Being a deal lawyer in-house at Intel Corp. means no shortage of work. This past year Patrick Bombach played central roles in the company’s $16.7 billion acquisition of Altera, the $4.2 billion spinout Intel Security into the newly re-formed McAfee and, most recently, its $15.3 billion acquisition of Mobileye, signaling Intel as a serious player in the autonomous car race.
Bombach recently told The Recorder about Intel’s “hands-on” approach to working with outside counsel on transactions.
Would you say there’s an Intel way of approaching a transaction, or is each deal approached as a singular exercise? Each deal as a matter of course is unique, but our overall philosophy entering into a potential transaction is to think about what we want and why and how to accomplish our goals in a manner that is best for Intel and its stockholders.
My expectation for our M&A team is that each member fully understands each and every issue, both business and legal, to achieve optimal outcomes for Intel. We have to be much more than lawyers.
Do you have a philosophy on what sorts of matters should go to outside counsel and what should be handled internally on any given deal? Does the volume of deals the company has going at any given time change that mix? Our team is extremely “hands-on” … perhaps to the consternation of our outside counsel. In all seriousness, it is impossible for outside counsel to understand what is going on behind the curtain, and it is our team’s responsibility to drive projects forward.
That being said, we work closely with our outside counsel and expect our firms to understand our business and approach. We work with a few firms and hold them to high standards, but we view them as valued, long-term business partners. We believe this approach allows our outside counsel to provide exceptional service and helps us achieve better results.
How would you describe your role personally on each of these three deals? What were your chief responsibilities on each? My principal role at Intel evolved over the course of these three transactions from associate director, acting as an individual contributor, to group counsel, managing M&A Legal, to managing director, managing all of Intel capital legal.
I went from being “in the weeds” day-to-day to advising our executives on strategic decisions (yet somehow still “in the weeds”). However, I’ve always viewed my chief responsibility as setting our team up for success. I try to empower them to make decisions, remove obstacles within the broader organization and take responsibility when things don’t go as planned. Moreover, I strive to give my team credit and exposure for their hard work, and I would be remiss not to mention Benjamin Olson and David Miscia for their roles on McAfee and Mobileye, respectively. In my eyes, this is a team award.

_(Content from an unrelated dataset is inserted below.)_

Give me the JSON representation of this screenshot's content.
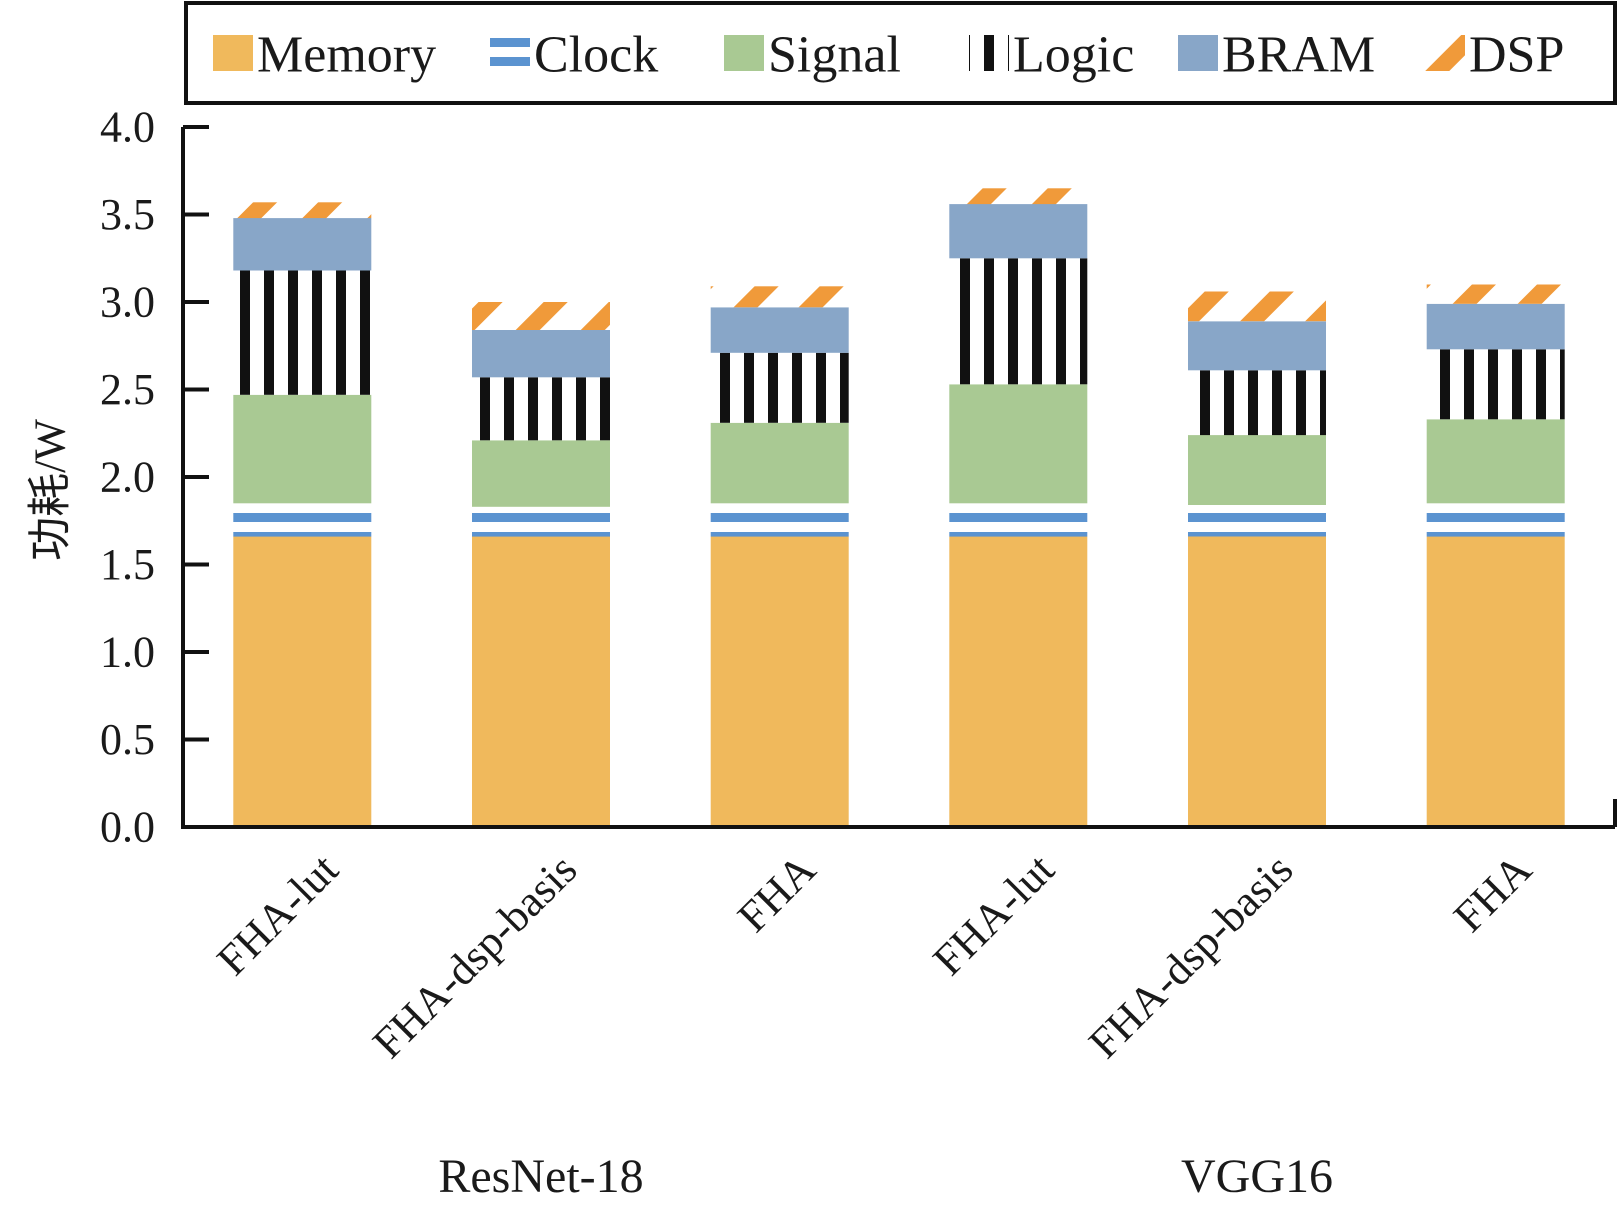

What were the key legal challenges to disentangling Intel Security from the large company and rolling it out into its own business while still maintaining a significant stake in the new McAfee? As you can imagine, it is incredibly difficult to separate a fully-integrated, global, billion-dollar business from a corporation such as Intel. The challenges ran the gamut—IP, tax, employment, IT, supply-chain, finance, contracts, corporate, jurisdictional, compliance, regulatory. But in the end, the team was able to pull together the people and technology on time and on target to help create one of the largest pure-play, cybersecurity companies in the industry.
The Mobileye transaction clearly signaled to the market that Intel will be a serious player in the autonomous vehicle space. How much does the regulatory and competitive environment in that nascent industry affect the work M&A lawyers do on a deal like this one? The Mobileye transaction is exciting for all of Intel. Not only is it a tremendous growth opportunity for our business, but autonomous vehicles have the potential to transform society and save countless lives.
Because the industry is still in its infancy, we understood that there would be risks that are not easily quantified and that we would need to look beyond the standard due diligence checklist. Completing the deal required us to see the world 10 to 15 years out and understand Intel’s place in that world. It goes back to what I mentioned before—at Intel Capital Legal, we believe that we have to be much more than lawyers to succeed.